Hi, my name is Nox Kobus. I’m from Hammonton, NJ.
So I was living in a cult when I was… from when I was two years old until I was 20. The big thing about being in a cult was that everything was controlled from what we eat, where we slept. We went to school there. We lived there.
When I was between 15 and 16. I was allow to, by the elders, to go to our town library. One of the things that I actually found was graphic novels, manga, anime, that sort of thing. Recurring thing that I always saw was that these women and female characters were going to school and they were always wearing ties. I started wanting to do that. I wanted to wear a tie.
So we were starting the school year, my senior year. So I was actually 17 by this point. And we were getting ready for picture day. I decided that I wanted to wear a tie for picture day. And I went to and got my handbook for the school and I read that thing cover to cover – the uniform policy, the code of conduct, everything. And I saw that there was no rule expressly permitting that I couldn’t wear a tie or regulating accessories or things like that.
So I went to my little brother. He was three years younger than me. And I borrowed one of his ties. It was a very simple black tie.
Picture day came. And so I was wearing my green blue shirt and my skirt and, you know, tights and special, you know, specific shoes and everything like that. And then I put on my tie.
It definitely ruffled a lot of feathers. The principal of our school was actually one of the elders. He took me aside and he said, “You know, you’re not allowed to wear a tie.”
And I was like, “Well, actually I read the handbook and it doesn’t say that I can’t wear a tie.”
And they’re like, “Well, you really shouldn’t because that’s… that’s for men.
And I was like, “But it’s an accessory. And it doesn’t say that I can’t.” They basically just had to let me wear it. And I wore the tie and I still have the photo from picture day of me wearing a tie. My parents weren’t exactly thrilled with me. And you know, obviously the elders of the cult were not really thrilled either.
So, you know, fast forward a little while – when I was 20 years old, I left the cult. It took me that many years to get out of it, but I did. My first serious boyfriend and I, we were actually homeless for a little over a year. And then we had my daughter and – my oldest daughter, she’s five. Her name’s Riley was born.
A little bit after Riley was born, he and I were on our computer, looking at things. And I was reading an article and it had mentioned something about drag queens. I kind of fell down a rabbit hole of research into just, What is a drag queen? And, you know, as I was reading more about this, I was like, You know what really sucks is that, you know, women can’t do this.

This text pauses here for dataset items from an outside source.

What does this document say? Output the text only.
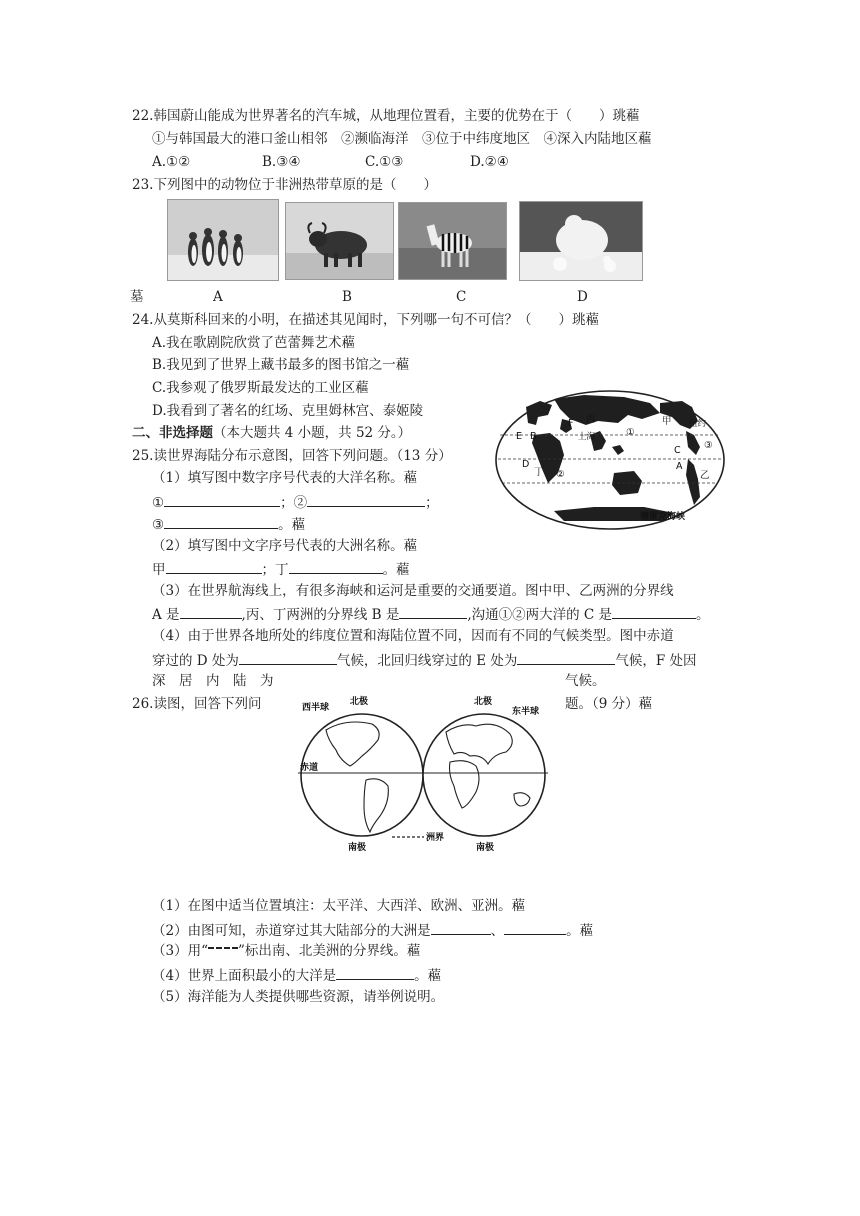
22.韩国蔚山能成为世界著名的汽车城，从地理位置看，主要的优势在于（　　）珧藲
①与韩国最大的港口釜山相邻　②濒临海洋　③位于中纬度地区　④深入内陆地区藲
A.①②	B.③④	C.①③	D.②④
23.下列图中的动物位于非洲热带草原的是（　　）
墓	A	B	C	D
24.从莫斯科回来的小明，在描述其见闻时，下列哪一句不可信？（　　）珧藲
A.我在歌剧院欣赏了芭蕾舞艺术藲
B.我见到了世界上藏书最多的图书馆之一藲
C.我参观了俄罗斯最发达的工业区藲
D.我看到了著名的红场、克里姆林宫、泰姬陵
二、非选择题（本大题共 4 小题，共 52 分。）
丙
F
上海	①
甲 纽约
E B
③
D
丁 ②
C
A
乙
德雷克海峡
25.读世界海陆分布示意图，回答下列问题。（13 分）
（1）填写图中数字序号代表的大洋名称。藲
①	；②	；
③	。藲
（2）填写图中文字序号代表的大洲名称。藲
甲	；丁	。藲
（3）在世界航海线上，有很多海峡和运河是重要的交通要道。图中甲、乙两洲的分界线
A 是	,丙、丁两洲的分界线 B 是	,沟通①②两大洋的 C 是	。
（4）由于世界各地所处的纬度位置和海陆位置不同，因而有不同的气候类型。图中赤道
穿过的 D 处为	气候，北回归线穿过的 E 处为	气候，F 处因
深　居　内　陆　为	气候。
26.读图，回答下列问	题。（9 分）藲
西半球
北极	北极
东半球
赤道
南极	南极
洲界
（1）在图中适当位置填注：太平洋、大西洋、欧洲、亚洲。藲
（2）由图可知，赤道穿过其大陆部分的大洲是	、	。藲
（3）用“ ”标出南、北美洲的分界线。藲
（4）世界上面积最小的大洋是	。藲
（5）海洋能为人类提供哪些资源，请举例说明。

And he was like, “Well, women wear suits all the time. It’s been a thing since the eighties, you know, the big shoulder pads.”
And I was like, “That’s not really what I’m talking about. You know, it’s more of not being just a woman in suit.”
When my daughter – my oldest daughter was a year old, I ended up leaving that – her father. I moved back in with my parents and just kind of was in limbo for a few months. And I actually met my husband a couple of months later. So we moved in together and got engaged.
And while we were engaged, I was at a point where I was in a more stable part of life.
So I went through Facebook, I started asking people that I was involved with these… on these groups. Talked about what it meant to be trans, what it meant to be nonbinary. And the more I learned about it, the more excited I got.
And so the more I thought about it, the more I realized that this was who I was. It described who I was. There was one day I remember very particularly, we were in our bedroom in our little apartment and my oldest daughter was napping and we were just kind of hanging out and talking about life, basically.
And I had mentioned the concept of nonbinary and asked him if he had ever heard it before. And he was just kind of listening and quiet the whole time. And then I kind of finished the conversation by blurting out, you know, “Well, I think that I am it.” He kind of was quiet for a second and nodded. And he was like, “Okay, well that makes a lot of sense with who you are.” And that was kind of it. I came out on Facebook. I came out to my family and then I just decided to start embracing everything it meant.
I’m a college senior right now so I was a freshman at that point. I started wearing suits to presentations when I would give presentations in my business class or things like that. You know, and just like really embracing what everything about the nonbinary meant to me and fully being able to, since I was 15, feel that… they call it gender euphoria of just really embracing who you are and what that looks like.
It’s been three years since I came out. My… my daughter is now five. My oldest daughter is now five and I have another daughter who’s six months. About a year ago, my daughter was four, and she had mentioned when we were talking about gender that she didn’t know if she was a boy or a girl. And I told her that that was fine.
Thinking about the ability that my daughter has to be able to… to say those things to me, and really just have the freedom that she has, it definitely made me, like, take a deep sigh that I had.. that I – kind of, like, I had made it in a sense. It’s a big responsibility for me also to know that I have to honor this little life and, you know, allow her to be who she is.